As a gamer, do you agree that you could be too tired to watch your child but have the energy to play Xbox?

DH told me I didn’t understand him saying this as I’m not a gamer (so he accused me of being ignorant of how being a gamer works)

OP posts:
DontCryForMeNextdoorNeighbour · 20/11/2020 00:01

Good god why did you marry this manchild, let alone have a child with him?!

Bunnymumy · 20/11/2020 00:04

Depends what game you are playing as to how much concentration you need. I know I suck at new games and any game that requires focus like ones with shooting enemies. But some games are easy enough even when tired. Some are pretty relaxing.

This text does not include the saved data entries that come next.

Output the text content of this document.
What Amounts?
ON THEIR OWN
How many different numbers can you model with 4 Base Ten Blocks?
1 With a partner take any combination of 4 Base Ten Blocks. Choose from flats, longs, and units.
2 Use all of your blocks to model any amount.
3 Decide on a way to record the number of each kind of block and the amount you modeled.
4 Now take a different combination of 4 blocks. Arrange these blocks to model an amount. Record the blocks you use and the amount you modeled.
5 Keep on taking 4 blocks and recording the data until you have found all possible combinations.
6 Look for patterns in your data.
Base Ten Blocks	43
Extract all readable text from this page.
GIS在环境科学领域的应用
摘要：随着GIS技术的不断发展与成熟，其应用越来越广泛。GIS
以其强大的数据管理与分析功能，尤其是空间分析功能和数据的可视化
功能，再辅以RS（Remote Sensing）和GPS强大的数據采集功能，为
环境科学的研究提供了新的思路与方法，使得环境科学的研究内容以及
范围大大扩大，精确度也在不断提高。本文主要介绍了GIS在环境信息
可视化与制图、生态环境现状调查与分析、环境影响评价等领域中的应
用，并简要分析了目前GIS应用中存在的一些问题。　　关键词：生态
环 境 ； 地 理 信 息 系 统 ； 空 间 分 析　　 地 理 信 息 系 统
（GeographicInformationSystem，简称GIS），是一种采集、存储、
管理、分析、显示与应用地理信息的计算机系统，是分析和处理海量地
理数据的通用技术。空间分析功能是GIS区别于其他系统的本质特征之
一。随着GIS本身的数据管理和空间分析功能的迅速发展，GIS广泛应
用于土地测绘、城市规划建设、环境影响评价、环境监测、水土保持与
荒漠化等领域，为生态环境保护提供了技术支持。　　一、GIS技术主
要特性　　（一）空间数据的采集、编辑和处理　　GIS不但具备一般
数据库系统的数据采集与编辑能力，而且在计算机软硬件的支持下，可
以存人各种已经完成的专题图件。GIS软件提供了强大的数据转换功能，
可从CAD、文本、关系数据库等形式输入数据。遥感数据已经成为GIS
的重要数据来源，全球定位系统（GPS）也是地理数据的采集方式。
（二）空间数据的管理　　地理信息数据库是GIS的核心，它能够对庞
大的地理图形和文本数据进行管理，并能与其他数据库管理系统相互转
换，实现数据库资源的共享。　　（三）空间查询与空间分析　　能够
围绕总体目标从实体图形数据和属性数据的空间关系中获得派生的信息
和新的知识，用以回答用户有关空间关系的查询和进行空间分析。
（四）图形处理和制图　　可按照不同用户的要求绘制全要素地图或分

Just a thought but, how about you ask him to introduce you to gaming? Theres something for everyone. Maybe if you asked for a night free per week to game yourself, whilst he watched the kids,he would be more understanding for his turns in future.

Dandylioness1 · 20/11/2020 00:05

@DontCryForMeNextdoorNeighbour

Good god why did you marry this manchild, let alone have a child with him?!

His Xbox time pre DS was always when I was out (which was several times a week)
I went to a fitness class, a weight loss class.
Met my mum or a friend for dinner etc.
All of which I don’t do now.

I never really saw how much he gamed before or how much he seemed to “need” to game.